Oleh: Dahlan Iskan
BUKAN main keberanian Tiongkok menentang opini dunia – dunia Barat. Sampai pun berani menunda Pemilu legislatif di Hong Kong. Padahal penentangan terhadap pemberlakuan UU Keamanan Nasional di bekas koloni Inggris itu belum reda.
Padahal soal Laut Tiongkok Selatan masih panas. Pula soal Xinjiang. Pun soal pembalasan penutupan konsulat Amerika di kota Chengdu.
Apa yang membuat Tiongkok begitu tidak peduli dengan Barat?
Itu karena menyangkut kedaulatan. Titik. Kalau Hong Kong dibiarkan seperti tahun lalu ujung-ujungnya satu: Hong Kong minta merdeka. Itulah kesimpulan Tiongkok. Perjuangan minta merdeka itu lewat banyak front. Terutama lewat Pemilu dan lewat gerakan masa di jalan-jalan. Dua-duanya seperti sudah di depan mata. Pemilu tingkat distrik, tahun lalu, sudah dimenangkan oleh gerakan pro-demokrasi (baca: promerdeka). Dengan kemenangan total.
Bulan depan kemenangan itu akan dilanjutkan lewat Pemilu legislatif. Dengan demikian parlemen Hong Kong akan dikuasai gerakan itu. Sudah tidak cukup waktu bagi Beijing untuk membalikkan aspirasi. Pileg tinggal 30 hari. Kemenangan telak Pemilu distrik tahun lalu sudah memberikan harapan sangat besar untuk gerakan ini.
Untung ada pandemi.
Dengan alasan keselamatan umum pemerintah memutuskan menunda Pileg. Selama satu tahun.
Memang begitu sulit mencari alasan hukum untuk penundaan itu. Hampir mustahil. Mestinya.
Jelaslah alasan pandemi adalah dicari-cari.

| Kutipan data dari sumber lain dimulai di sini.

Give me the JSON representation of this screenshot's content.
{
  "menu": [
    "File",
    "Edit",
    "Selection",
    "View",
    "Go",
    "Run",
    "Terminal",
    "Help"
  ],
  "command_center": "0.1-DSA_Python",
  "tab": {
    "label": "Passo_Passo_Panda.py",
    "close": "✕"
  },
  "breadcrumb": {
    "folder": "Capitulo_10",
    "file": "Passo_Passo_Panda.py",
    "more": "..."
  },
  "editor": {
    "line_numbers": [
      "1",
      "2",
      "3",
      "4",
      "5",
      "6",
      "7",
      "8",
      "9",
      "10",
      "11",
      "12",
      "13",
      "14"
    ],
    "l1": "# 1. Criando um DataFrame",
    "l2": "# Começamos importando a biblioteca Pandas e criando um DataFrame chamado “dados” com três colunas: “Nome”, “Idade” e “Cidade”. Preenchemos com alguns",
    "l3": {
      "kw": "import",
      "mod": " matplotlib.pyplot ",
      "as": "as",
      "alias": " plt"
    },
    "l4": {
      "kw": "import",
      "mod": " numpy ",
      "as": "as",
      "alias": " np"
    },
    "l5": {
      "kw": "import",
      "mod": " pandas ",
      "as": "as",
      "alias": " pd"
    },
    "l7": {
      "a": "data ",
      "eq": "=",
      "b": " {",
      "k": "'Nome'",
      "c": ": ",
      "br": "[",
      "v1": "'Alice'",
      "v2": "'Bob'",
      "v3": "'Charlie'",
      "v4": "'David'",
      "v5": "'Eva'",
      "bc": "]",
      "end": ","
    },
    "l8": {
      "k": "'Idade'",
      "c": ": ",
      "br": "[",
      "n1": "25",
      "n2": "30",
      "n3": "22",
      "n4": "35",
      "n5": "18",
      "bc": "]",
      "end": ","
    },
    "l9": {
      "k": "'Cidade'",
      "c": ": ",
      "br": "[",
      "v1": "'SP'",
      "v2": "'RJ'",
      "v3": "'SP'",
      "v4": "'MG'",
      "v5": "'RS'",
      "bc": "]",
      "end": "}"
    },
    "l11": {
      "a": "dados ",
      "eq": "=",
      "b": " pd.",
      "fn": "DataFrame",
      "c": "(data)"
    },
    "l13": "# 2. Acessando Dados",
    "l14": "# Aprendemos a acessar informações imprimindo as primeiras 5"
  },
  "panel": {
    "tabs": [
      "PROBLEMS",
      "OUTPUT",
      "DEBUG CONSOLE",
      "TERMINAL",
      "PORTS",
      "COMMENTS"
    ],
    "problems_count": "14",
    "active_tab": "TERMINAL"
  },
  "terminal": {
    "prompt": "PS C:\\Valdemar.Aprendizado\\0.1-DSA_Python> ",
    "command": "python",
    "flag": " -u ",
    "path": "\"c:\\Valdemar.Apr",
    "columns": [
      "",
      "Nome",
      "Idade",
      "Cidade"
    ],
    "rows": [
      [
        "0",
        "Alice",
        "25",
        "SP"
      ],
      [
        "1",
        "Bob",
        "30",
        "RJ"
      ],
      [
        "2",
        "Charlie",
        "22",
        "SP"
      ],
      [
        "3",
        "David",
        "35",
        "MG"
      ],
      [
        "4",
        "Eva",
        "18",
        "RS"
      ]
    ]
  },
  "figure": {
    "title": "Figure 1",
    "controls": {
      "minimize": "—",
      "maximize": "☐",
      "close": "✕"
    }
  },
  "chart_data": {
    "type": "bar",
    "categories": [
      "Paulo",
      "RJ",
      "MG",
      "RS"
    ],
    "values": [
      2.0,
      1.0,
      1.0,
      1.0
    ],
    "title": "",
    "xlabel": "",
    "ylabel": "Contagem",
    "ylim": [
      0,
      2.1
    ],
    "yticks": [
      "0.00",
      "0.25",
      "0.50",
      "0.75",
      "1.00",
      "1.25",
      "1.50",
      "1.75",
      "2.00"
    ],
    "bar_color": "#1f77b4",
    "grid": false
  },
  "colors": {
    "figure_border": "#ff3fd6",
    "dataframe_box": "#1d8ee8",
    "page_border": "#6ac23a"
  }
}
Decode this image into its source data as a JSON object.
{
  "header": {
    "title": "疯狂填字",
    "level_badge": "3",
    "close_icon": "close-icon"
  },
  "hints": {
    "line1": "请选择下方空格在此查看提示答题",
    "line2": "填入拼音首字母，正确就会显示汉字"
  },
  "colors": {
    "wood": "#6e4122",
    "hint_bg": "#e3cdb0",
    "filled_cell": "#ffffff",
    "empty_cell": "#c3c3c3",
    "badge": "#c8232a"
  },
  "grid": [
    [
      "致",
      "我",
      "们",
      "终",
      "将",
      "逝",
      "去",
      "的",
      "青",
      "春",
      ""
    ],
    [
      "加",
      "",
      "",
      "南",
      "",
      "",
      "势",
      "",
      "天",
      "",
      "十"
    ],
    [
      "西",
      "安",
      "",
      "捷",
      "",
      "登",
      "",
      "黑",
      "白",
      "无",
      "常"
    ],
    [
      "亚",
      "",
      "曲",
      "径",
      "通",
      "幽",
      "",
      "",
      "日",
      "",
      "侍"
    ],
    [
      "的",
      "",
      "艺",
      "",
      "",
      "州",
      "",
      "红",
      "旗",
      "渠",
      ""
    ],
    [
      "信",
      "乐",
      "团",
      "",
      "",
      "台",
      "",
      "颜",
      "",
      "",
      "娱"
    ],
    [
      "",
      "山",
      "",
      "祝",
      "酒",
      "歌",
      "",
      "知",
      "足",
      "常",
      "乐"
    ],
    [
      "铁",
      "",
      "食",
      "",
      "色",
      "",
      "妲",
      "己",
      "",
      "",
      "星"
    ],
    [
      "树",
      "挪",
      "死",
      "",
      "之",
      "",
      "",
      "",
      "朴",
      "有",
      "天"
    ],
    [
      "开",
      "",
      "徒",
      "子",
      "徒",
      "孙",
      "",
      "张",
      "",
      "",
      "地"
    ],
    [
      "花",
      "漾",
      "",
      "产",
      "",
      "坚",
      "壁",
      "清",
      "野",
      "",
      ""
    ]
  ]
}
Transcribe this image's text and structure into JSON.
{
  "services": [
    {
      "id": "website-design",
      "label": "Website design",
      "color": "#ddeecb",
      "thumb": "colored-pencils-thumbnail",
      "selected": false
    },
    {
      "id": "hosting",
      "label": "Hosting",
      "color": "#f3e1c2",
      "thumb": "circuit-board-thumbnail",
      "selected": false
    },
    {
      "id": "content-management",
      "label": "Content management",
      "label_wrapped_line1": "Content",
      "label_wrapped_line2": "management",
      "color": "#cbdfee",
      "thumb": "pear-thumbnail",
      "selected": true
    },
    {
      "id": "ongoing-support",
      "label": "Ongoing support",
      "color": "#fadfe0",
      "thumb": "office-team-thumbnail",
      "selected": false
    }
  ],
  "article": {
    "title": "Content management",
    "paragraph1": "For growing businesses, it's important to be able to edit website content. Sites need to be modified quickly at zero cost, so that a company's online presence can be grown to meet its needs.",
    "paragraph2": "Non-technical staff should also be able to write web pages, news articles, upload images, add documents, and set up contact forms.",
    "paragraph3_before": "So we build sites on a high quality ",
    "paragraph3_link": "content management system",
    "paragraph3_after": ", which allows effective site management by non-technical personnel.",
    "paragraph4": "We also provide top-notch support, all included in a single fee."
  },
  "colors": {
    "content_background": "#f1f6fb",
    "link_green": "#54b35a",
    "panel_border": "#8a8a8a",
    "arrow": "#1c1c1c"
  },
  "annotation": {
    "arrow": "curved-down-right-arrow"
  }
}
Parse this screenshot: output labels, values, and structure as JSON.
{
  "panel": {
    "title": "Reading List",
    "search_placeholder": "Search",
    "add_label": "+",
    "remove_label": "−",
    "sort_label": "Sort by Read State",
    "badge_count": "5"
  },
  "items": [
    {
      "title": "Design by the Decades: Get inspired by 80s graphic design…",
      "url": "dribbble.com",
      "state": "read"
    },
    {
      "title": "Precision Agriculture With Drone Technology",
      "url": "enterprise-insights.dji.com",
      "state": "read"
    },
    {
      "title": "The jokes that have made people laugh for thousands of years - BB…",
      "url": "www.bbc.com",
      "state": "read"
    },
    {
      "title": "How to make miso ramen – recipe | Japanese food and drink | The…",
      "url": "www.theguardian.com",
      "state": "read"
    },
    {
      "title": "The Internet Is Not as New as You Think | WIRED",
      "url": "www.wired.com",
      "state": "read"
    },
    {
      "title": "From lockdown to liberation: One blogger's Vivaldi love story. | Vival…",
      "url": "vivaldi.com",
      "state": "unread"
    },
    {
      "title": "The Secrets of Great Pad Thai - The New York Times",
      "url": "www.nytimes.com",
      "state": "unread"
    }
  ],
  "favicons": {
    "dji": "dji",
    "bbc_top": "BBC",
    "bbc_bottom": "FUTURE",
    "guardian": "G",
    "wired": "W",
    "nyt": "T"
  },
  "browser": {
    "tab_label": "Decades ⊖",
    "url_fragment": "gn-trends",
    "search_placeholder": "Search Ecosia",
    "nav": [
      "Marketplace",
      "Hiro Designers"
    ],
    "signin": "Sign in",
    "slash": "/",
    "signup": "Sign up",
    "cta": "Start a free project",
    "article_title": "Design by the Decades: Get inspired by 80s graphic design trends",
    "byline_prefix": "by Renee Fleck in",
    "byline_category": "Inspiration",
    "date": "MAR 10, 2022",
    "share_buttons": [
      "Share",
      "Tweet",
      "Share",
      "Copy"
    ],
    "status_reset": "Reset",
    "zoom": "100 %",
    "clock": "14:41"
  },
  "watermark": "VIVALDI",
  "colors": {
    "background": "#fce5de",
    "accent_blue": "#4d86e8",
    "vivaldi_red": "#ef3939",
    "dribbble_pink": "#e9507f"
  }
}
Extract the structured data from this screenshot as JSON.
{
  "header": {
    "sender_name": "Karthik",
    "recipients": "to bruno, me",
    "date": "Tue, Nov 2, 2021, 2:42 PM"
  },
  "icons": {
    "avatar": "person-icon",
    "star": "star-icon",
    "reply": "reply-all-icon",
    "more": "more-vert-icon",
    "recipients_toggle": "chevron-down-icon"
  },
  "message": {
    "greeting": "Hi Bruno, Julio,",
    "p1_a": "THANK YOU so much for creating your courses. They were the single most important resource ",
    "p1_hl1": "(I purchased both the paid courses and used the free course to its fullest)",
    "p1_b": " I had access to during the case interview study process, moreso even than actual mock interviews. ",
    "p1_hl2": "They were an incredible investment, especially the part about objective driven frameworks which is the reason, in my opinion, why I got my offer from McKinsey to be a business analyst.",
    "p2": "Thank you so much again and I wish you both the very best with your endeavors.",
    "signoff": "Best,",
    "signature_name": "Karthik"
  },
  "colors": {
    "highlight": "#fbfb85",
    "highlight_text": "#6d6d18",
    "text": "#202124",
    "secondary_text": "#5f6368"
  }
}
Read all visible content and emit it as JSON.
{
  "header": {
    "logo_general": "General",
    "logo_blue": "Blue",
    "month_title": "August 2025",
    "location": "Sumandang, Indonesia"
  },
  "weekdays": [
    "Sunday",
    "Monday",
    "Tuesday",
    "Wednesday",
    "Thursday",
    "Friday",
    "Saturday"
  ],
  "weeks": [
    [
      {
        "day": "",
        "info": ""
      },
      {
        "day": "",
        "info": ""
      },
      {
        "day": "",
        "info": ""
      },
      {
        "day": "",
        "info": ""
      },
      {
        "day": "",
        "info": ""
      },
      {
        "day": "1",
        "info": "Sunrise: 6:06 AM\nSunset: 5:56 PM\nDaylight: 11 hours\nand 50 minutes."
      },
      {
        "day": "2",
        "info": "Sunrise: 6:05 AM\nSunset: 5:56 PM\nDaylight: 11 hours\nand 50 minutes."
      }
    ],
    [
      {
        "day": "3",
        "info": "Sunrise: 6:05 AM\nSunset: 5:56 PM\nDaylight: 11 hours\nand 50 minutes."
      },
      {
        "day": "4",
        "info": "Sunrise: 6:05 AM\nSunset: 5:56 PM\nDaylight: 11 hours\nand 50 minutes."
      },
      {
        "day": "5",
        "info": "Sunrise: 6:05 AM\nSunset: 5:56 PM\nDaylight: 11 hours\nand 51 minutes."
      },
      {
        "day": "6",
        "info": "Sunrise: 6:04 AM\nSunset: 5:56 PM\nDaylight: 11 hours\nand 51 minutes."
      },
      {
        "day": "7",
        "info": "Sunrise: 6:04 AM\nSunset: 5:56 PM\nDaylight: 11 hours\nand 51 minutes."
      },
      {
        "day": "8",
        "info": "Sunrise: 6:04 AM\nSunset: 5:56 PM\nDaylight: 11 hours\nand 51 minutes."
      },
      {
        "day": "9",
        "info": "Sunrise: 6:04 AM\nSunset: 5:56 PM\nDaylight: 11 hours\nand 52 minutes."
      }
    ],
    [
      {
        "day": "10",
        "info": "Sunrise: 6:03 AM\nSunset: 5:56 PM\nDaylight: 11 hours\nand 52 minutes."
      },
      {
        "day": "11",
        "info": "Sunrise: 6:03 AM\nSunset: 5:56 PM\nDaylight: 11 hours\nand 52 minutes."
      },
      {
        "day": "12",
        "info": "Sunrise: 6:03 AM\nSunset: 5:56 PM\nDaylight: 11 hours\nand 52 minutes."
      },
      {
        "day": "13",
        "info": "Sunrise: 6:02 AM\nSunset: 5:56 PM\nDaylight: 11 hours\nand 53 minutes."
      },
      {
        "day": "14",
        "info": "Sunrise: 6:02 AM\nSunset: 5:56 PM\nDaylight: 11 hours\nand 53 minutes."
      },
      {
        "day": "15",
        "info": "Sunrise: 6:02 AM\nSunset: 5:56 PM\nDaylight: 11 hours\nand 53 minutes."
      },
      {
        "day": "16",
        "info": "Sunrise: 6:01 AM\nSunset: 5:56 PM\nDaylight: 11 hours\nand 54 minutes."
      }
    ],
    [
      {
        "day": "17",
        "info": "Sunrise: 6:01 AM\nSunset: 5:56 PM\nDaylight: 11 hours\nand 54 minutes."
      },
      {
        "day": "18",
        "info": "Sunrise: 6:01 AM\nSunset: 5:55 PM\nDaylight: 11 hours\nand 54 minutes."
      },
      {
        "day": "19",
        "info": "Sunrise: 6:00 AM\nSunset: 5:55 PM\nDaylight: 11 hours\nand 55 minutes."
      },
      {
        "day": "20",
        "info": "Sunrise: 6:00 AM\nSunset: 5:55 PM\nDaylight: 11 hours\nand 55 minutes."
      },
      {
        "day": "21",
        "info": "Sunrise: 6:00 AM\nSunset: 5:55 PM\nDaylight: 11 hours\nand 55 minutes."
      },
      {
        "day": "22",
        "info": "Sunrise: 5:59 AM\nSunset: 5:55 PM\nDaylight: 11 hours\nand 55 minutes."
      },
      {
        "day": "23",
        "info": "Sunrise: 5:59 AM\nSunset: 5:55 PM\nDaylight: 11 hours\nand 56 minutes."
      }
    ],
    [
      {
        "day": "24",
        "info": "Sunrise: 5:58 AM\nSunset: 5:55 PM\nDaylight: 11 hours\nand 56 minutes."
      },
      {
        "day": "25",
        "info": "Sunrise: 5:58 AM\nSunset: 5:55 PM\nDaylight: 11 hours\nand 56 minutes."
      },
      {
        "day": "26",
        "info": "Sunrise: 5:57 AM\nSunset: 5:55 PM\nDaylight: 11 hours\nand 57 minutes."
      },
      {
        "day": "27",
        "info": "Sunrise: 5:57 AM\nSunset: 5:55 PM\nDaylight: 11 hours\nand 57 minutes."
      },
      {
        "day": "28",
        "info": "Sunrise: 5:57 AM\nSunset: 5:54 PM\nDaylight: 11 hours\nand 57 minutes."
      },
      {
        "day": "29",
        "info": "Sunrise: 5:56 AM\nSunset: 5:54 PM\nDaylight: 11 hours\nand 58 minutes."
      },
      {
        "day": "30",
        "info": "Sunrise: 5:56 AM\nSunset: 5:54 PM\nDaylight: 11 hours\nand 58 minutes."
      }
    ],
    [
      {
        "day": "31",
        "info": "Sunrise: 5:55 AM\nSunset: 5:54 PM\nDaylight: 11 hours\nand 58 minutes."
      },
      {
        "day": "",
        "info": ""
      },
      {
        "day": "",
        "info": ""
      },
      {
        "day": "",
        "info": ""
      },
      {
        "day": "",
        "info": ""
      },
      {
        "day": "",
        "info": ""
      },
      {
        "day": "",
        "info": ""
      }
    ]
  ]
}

Itu lantaran taruhan sebenarnya bukanlah keselamatan umum akibat pandemi. Induk dari segala alasan –pun yang dicari-cari itu– adalah satu: kedaulatan negara. Bukan main marahnya dunia Barat. Soal penundaan Pileg ini langsung dibentrokkan dengan demokrasi. Barat pun mengusung isu sentral: demokrasi lawan totaliter. Seruan mereka: dunia harus menegakkan demokrasi di Hong Kong.
Keberanian Tiongkok mengabaikan opini Barat itu bertumpu pada satu: success story. Tiongkok berhasil mengentas setidaknya 1 miliar manusia dari kemiskinan absolut. Itu lebih banyak dari seluruh penduduk Eropa dan Amerika dijadikan satu. Pun dalam waktu singkat. Kurang dari 50 tahun.
Sementara banyak negara demokrasi yang sudah merdeka lebih 60 tahun belum bisa mengentaskan kemiskinan. Pun menghapus tanda-tandanya saja belum. Tiongkok menjadi syah beralasan bahwa kekuasaan bukan semata untuk kekuasaan. Kekuasaan adalah amanah untuk mensejahterakan rakyat dan memperkuat negara. Negara yang kuat bisa dipakai untuk mempertahankan kedaulatan.
Kini Tiongkok merasa kedaulatan itu terancam. Tiongkok perlu tegas di Hong Kong. Ini sekaligus seperti pedang dengan banyak mata. Dan mata terbesarnya dipelototkan ke Taiwan. Yang nada-nadanya juga kian tidak sabar untuk merdeka.
Taiwan dan Hong Kong mengembangkan rasa senasib. Hong Kong berkepentingan mendorong keberanian Taiwan untuk segera merdeka. Mumpung Donald Trump menjadi Presiden Amerika. Taiwan juga berkepentingan mendorong Hongkong untuk duluan merdeka. Mumpung Trump menjadi presiden.
Waktu saya berhari-hari berada di Taiwan akhir tahun lalu pertanda-pertanda seperti itu terlihat dengan nyata.
Malam itu saya berada di tengah-tengah massa kampanye terakhir capres incumbent Tsai Ing-wen. Begitu banyak aktivis Hong Kong yang berada di arena kampanye itu. Dengan terang-terangan. Dengan spanduk-spanduk gerakan Hong Kong merdeka.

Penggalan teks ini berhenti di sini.